Musk said the Cybertruck’s body is made of a stainless steel alloy developed by Tesla. The body panels had to be angular because they can’t be stamped by a conventional press, he said. Stainless steel, he said, has no corrosion and doesn’t need paint, but can still be mass produced.

The truck, he said, has 17 inches (43 centimeters) of ground clearance to drive off the road, and it can go from zero to 60 mph (97 kilometers per hour) in 2.6 seconds. It has four-wheel steering, with steering effort that changes based on the truck’s speed. It can carry more than one ton in its bed and tow over 11,000 pounds (5,000 kilograms), Musk told the crowd.

Musk showed videos of the truck beating a Porsche 911 in the quarter mile, while the Cybertruck was towing another Porsche on a trailer. Another video showed it out-towing a Ford Super Duty pickup.

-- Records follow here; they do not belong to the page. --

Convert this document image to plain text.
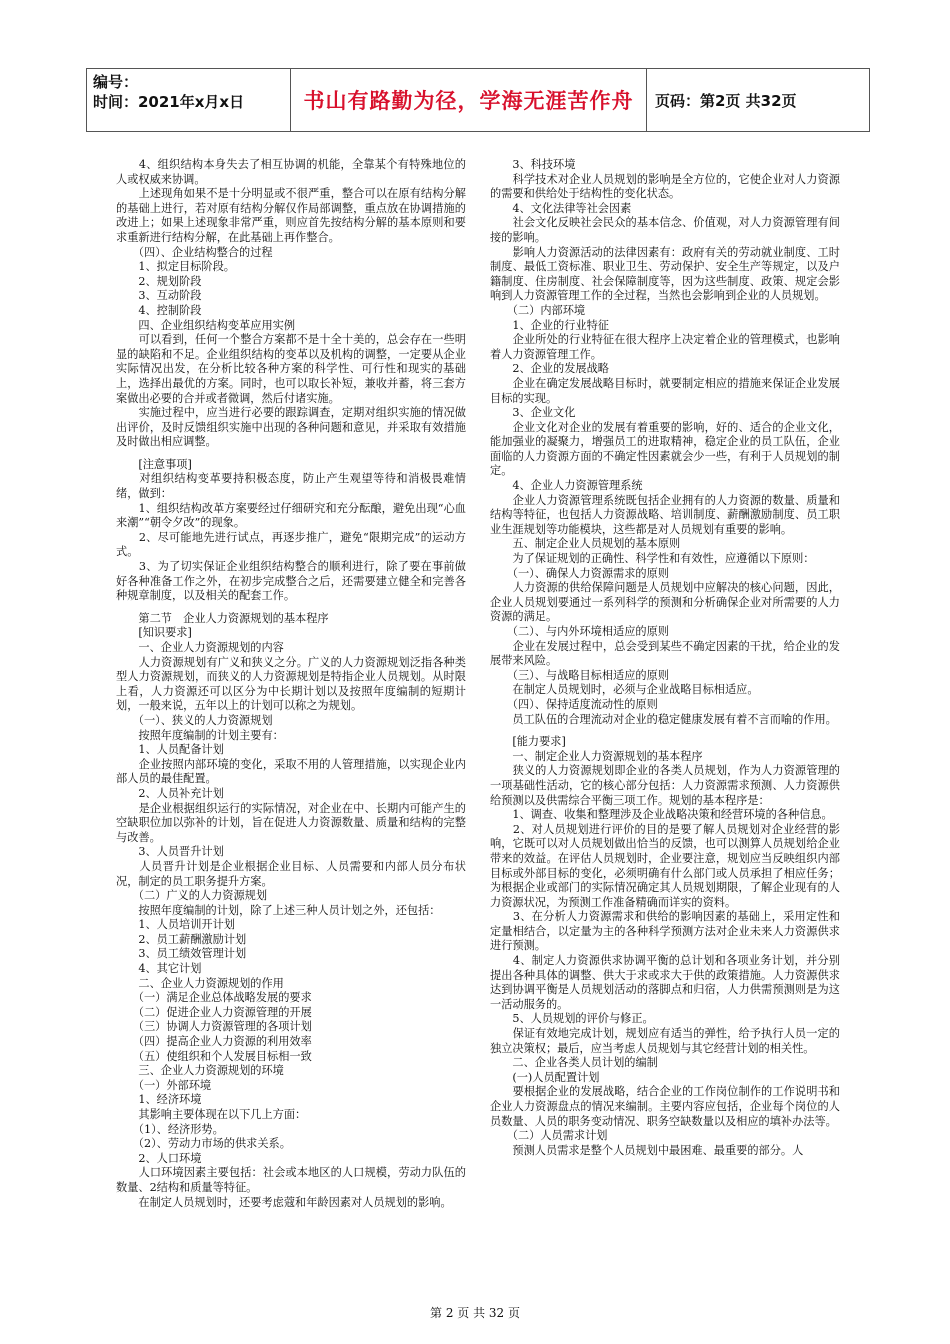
编号：
时间：2021年x月x日	书山有路勤为径，学海无涯苦作舟	页码：第2页 共32页

　　4、组织结构本身失去了相互协调的机能，全靠某个有特殊地位的人或权威来协调。

　　上述现角如果不是十分明显或不很严重，整合可以在原有结构分解的基础上进行，若对原有结构分解仅作局部调整，重点放在协调措施的改进上；如果上述现象非常严重，则应首先按结构分解的基本原则和要求重新进行结构分解，在此基础上再作整合。

　　（四）、企业结构整合的过程

　　1、拟定目标阶段。

　　2、规划阶段

　　3、互动阶段

　　4、控制阶段

　　四、企业组织结构变革应用实例

　　可以看到，任何一个整合方案都不是十全十美的，总会存在一些明显的缺陷和不足。企业组织结构的变革以及机构的调整，一定要从企业实际情况出发，在分析比较各种方案的科学性、可行性和现实的基础上，选择出最优的方案。同时，也可以取长补短，兼收并蓄，将三套方案做出必要的合并或者微调，然后付诸实施。

　　实施过程中，应当进行必要的跟踪调查，定期对组织实施的情况做出评价，及时反馈组织实施中出现的各种问题和意见，并采取有效措施及时做出相应调整。

　　[注意事项]

　　对组织结构变革要持积极态度，防止产生观望等待和消极畏难情绪，做到：

　　1、组织结构改革方案要经过仔细研究和充分酝酿，避免出现“心血来潮”“朝令夕改”的现象。

　　2、尽可能地先进行试点，再逐步推广，避免“限期完成”的运动方式。

　　3、为了切实保证企业组织结构整合的顺利进行，除了要在事前做好各种准备工作之外，在初步完成整合之后，还需要建立健全和完善各种规章制度，以及相关的配套工作。

　　第二节　企业人力资源规划的基本程序

　　[知识要求]

　　一、企业人力资源规划的内容

　　人力资源规划有广义和狭义之分。广义的人力资源规划泛指各种类型人力资源规划，而狭义的人力资源规划是特指企业人员规划。从时限上看，人力资源还可以区分为中长期计划以及按照年度编制的短期计划，一般来说，五年以上的计划可以称之为规划。

　　（一）、狭义的人力资源规划

　　按照年度编制的计划主要有：

　　1、人员配备计划

　　企业按照内部环境的变化，采取不用的人管理措施，以实现企业内部人员的最佳配置。

　　2、人员补充计划

　　是企业根据组织运行的实际情况，对企业在中、长期内可能产生的空缺职位加以弥补的计划，旨在促进人力资源数量、质量和结构的完整与改善。

　　3、人员晋升计划

　　人员晋升计划是企业根据企业目标、人员需要和内部人员分布状况，制定的员工职务提升方案。

　　（二）广义的人力资源规划

　　按照年度编制的计划，除了上述三种人员计划之外，还包括：

　　1、人员培训开计划

　　2、员工薪酬激励计划

　　3、员工绩效管理计划

　　4、其它计划

　　二、企业人力资源规划的作用

　　（一）满足企业总体战略发展的要求

　　（二）促进企业人力资源管理的开展

　　（三）协调人力资源管理的各项计划

　　（四）提高企业人力资源的利用效率

　　（五）使组织和个人发展目标相一致

　　三、企业人力资源规划的环境

　　（一）外部环境

　　1、经济环境

　　其影响主要体现在以下几上方面：

　　（1）、经济形势。

　　（2）、劳动力市场的供求关系。

　　2、人口环境

　　人口环境因素主要包括：社会或本地区的人口规模，劳动力队伍的数量、2结构和质量等特征。

　　在制定人员规划时，还要考虑蔻和年龄因素对人员规划的影响。

　　3、科技环境

　　科学技术对企业人员规划的影响是全方位的，它使企业对人力资源的需要和供给处于结构性的变化状态。

　　4、文化法律等社会因素

　　社会文化反映社会民众的基本信念、价值观，对人力资源管理有间接的影响。

　　影响人力资源活动的法律因素有：政府有关的劳动就业制度、工时制度、最低工资标准、职业卫生、劳动保护、安全生产等规定，以及户籍制度、住房制度、社会保障制度等，因为这些制度、政策、规定会影响到人力资源管理工作的全过程，当然也会影响到企业的人员规划。

　　（二）内部环境

　　1、企业的行业特征

　　企业所处的行业特征在很大程序上决定着企业的管理模式，也影响着人力资源管理工作。

　　2、企业的发展战略

　　企业在确定发展战略目标时，就要制定相应的措施来保证企业发展目标的实现。

　　3、企业文化

　　企业文化对企业的发展有着重要的影响，好的、适合的企业文化，能加强业的凝聚力，增强员工的进取精神，稳定企业的员工队伍，企业面临的人力资源方面的不确定性因素就会少一些，有利于人员规划的制定。

　　4、企业人力资源管理系统

　　企业人力资源管理系统既包括企业拥有的人力资源的数量、质量和结构等特征，也包括人力资源战略、培训制度、薪酬激励制度、员工职业生涯规划等功能模块，这些都是对人员规划有重要的影响。

　　五、制定企业人员规划的基本原则

　　为了保证规划的正确性、科学性和有效性，应遵循以下原则：

　　（一）、确保人力资源需求的原则

　　人力资源的供给保障问题是人员规划中应解决的核心问题，因此，企业人员规划要通过一系列科学的预测和分析确保企业对所需要的人力资源的满足。

　　（二）、与内外环境相适应的原则

　　企业在发展过程中，总会受到某些不确定因素的干扰，给企业的发展带来风险。

　　（三）、与战略目标相适应的原则

　　在制定人员规划时，必须与企业战略目标相适应。

　　（四）、保持适度流动性的原则

　　员工队伍的合理流动对企业的稳定健康发展有着不言而喻的作用。

　　[能力要求]

　　一、制定企业人力资源规划的基本程序

　　狭义的人力资源规划即企业的各类人员规划，作为人力资源管理的一项基础性活动，它的核心部分包括：人力资源需求预测、人力资源供给预测以及供需综合平衡三项工作。规划的基本程序是：

　　1、调查、收集和整理涉及企业战略决策和经营环境的各种信息。

　　2、对人员规划进行评价的目的是要了解人员规划对企业经营的影响，它既可以对人员规划做出恰当的反馈，也可以测算人员规划给企业带来的效益。在评估人员规划时，企业要注意，规划应当反映组织内部目标或外部目标的变化，必须明确有什么部门或人员承担了相应任务；为根据企业或部门的实际情况确定其人员规划期限，了解企业现有的人力资源状况，为预测工作准备精确而详实的资料。

　　3、在分析人力资源需求和供给的影响因素的基础上，采用定性和定量相结合，以定量为主的各种科学预测方法对企业未来人力资源供求进行预测。

　　4、制定人力资源供求协调平衡的总计划和各项业务计划，并分别提出各种具体的调整、供大于求或求大于供的政策措施。人力资源供求达到协调平衡是人员规划活动的落脚点和归宿，人力供需预测则是为这一活动服务的。

　　5、人员规划的评价与修正。

　　保证有效地完成计划，规划应有适当的弹性，给予执行人员一定的独立决策权；最后，应当考虑人员规划与其它经营计划的相关性。

　　二、企业各类人员计划的编制

　　(一)人员配置计划

　　要根据企业的发展战略，结合企业的工作岗位制作的工作说明书和企业人力资源盘点的情况来编制。主要内容应包括，企业每个岗位的人员数量、人员的职务变动情况、职务空缺数量以及相应的填补办法等。

　　（二）人员需求计划

　　预测人员需求是整个人员规划中最困难、最重要的部分。人

第 2 页 共 32 页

When Musk unveiled the truck four years ago, he said production would start in 2021.

But on the company’s earnings conference call in October, Musk lamented how hard it as been to produce the innovative truck with a body made of hard-to-bend stainless steel.

“We dug our own grave with Cybertruck,” said Musk, who added that he didn’t think the company would reach its production target of 250,000 per year until 2025.

On the call, he told investors he wanted to temper expectations for the new trucks, citing “enormous challenges” to mass producing them. It also will be hard to generate cash flow while selling the trucks at a price people can afford, Musk said. He estimated it would take 18 months to a year before the truck produced significant positive cash flow.

No price information was given on Thursday.

“We have over 1 million people who have reserved the car, so it’s not a demand issue,” he said. “But we have to make it and we need to make it at a price people can afford. Insanely difficult things.”

Tesla, Musk said, could easily have produced trucks similar to those already on the market, but he wanted to make something innovative and special.

“Special products that come along once in a long while are just incredibly difficult to bring to market to reach volume, to be prosperous,” he said.

He expects an upcoming lower-cost Tesla car to be more conventional and thus much easier to build.

When the truck was unveiled in 2019, Tesla said the base version would start at $39,900, with a tri-motor, long-range model costing $69,900. The truck was to have a range of 250 to 500 miles (400 to 800 kilometers) per electric charge.